Я заставил себя разлепить склеенные веки и оглядел свой апартамент (так: свой! — уже неплохо…). Фрол Фомич же, по всему видать, был бодр, свеж и готов продолжать веселье…
— Слушай… — (неужто это мой голос?..) — Но портвейн-то тут… откуда взялся?
— Ну, твоя история, как в Лиссабонском порту взяли да и сгорели дотла два галеона испанского Серебряного флота вместе со всем содержимым, произвела на Государя такое впечатление, что тот распорядился: найти — сей же час, немедля, хоть из-под земли! — тот самый магический напиток, что сыграл решающую роль в той вашей операции… Но я тебя потом честно пихал локтём в бок: «Не понижай градус!» [Пометка Ф. Уолсингема на полях: «Вот кто тебя тянул за пьяный язык, хвастун ты чёртов?!»]
Я тем временем принял, с грехом пополам, вертикальное положение, но голове моей это решительно не понравилось: припомнилось, и очень живо, как однажды во Фландрии испанские коллеги пытались склонить меня к конструктивному диалогу (они называли это так) при помощи веревочной петли и палки …
«Боги, боги мои, яду мне, яду!»
— Дорогой Джеймс! Это тебе совершенно не поможет. Следуй старому мудрому правилу, — лечить подобное подобным. Единственно, что вернет тебя к жизни, это две стопки водки с острой и горячей закуской.
На оклик Фрола Фомича бесшумно возник пригожий отрок с подносом, на коем были сервированы нарезанный белый хлеб, русская паюсная икра в венецианской вазочке, маринованные белые грибы в фарфоровой мисочке, что-то в кастрюльке и, наконец, водка в объемистом штофе зеленого стекла; он запотел от холода, ибо помещался в полоскательнице, набитой льдом.
— Это тебе государь послал, из собственных рук: та самая! — кивнул на штоф Фрол, и слова эти наполнили меня нехорошим предчувствием.

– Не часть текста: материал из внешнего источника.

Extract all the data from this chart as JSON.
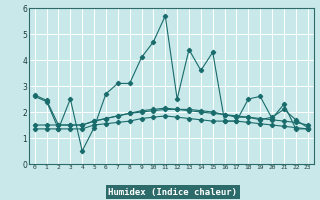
{
  "title": "",
  "xlabel": "Humidex (Indice chaleur)",
  "bg_color": "#c8e8ea",
  "grid_color": "#ffffff",
  "line_color": "#1a6b6b",
  "xlabel_bg": "#2d6b6b",
  "xlabel_fg": "#ffffff",
  "xlim": [
    -0.5,
    23.5
  ],
  "ylim": [
    0,
    6
  ],
  "xtick_labels": [
    "0",
    "1",
    "2",
    "3",
    "4",
    "5",
    "6",
    "7",
    "8",
    "9",
    "10",
    "11",
    "12",
    "13",
    "14",
    "15",
    "16",
    "17",
    "18",
    "19",
    "20",
    "21",
    "22",
    "23"
  ],
  "yticks": [
    0,
    1,
    2,
    3,
    4,
    5,
    6
  ],
  "series1": [
    2.6,
    2.4,
    1.35,
    2.5,
    0.5,
    1.4,
    2.7,
    3.1,
    3.1,
    4.1,
    4.7,
    5.7,
    2.5,
    4.4,
    3.6,
    4.3,
    1.65,
    1.65,
    2.5,
    2.6,
    1.75,
    2.3,
    1.35,
    1.35
  ],
  "series2": [
    1.35,
    1.35,
    1.35,
    1.35,
    1.35,
    1.5,
    1.55,
    1.6,
    1.65,
    1.75,
    1.8,
    1.85,
    1.8,
    1.75,
    1.7,
    1.65,
    1.65,
    1.65,
    1.6,
    1.55,
    1.5,
    1.45,
    1.4,
    1.35
  ],
  "series3": [
    1.5,
    1.5,
    1.5,
    1.5,
    1.5,
    1.65,
    1.75,
    1.85,
    1.95,
    2.0,
    2.05,
    2.1,
    2.1,
    2.05,
    2.0,
    1.95,
    1.9,
    1.85,
    1.8,
    1.75,
    1.7,
    1.65,
    1.6,
    1.5
  ],
  "series4": [
    2.65,
    2.45,
    1.5,
    1.5,
    1.5,
    1.65,
    1.75,
    1.85,
    1.95,
    2.05,
    2.1,
    2.15,
    2.1,
    2.1,
    2.05,
    2.0,
    1.9,
    1.8,
    1.8,
    1.7,
    1.8,
    2.1,
    1.7,
    1.4
  ]
}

— Это еще зачем? Такая честь…
— Ну, сейчас поправим здоровье — и вперед. Государь нынче трапезничает с ближним кругом, и очень уж ему твои морские рассказы к сердцу пришлись.
— Фрол, Христом-богом!.. Ну, не могу больше! — малодушно взмолился я.
— Сможешь, Джеймс, сможешь! — успокоительно качнул дланью тот, водрузив на поднос две серебряные стопки. — Как говорится — «За папу… за маму!..» В смысле — за Королевский флот, за Сизинг-Лейн… Они ведь сейчас оба-два на тебя смотрят! [Пометка Ф. Уолсингема на полях: «Ну вот опять… Вот зачем было поминать всуе „Сизинг-Лейн“, а?»]
Против такого аргумента — что возразишь? Первая пошла — «колОм» (под склизлый гриб с колечком лука), вторая — «соколОм» (под икорку), третья — «мелкой пташечкой». Открыли кастрюльку — в ней оказались немецкие сосиски с острым испанским гаспачо; и попробовал бы кто обвинить меня в тот момент в «исконной английской германо- и испанофобии»!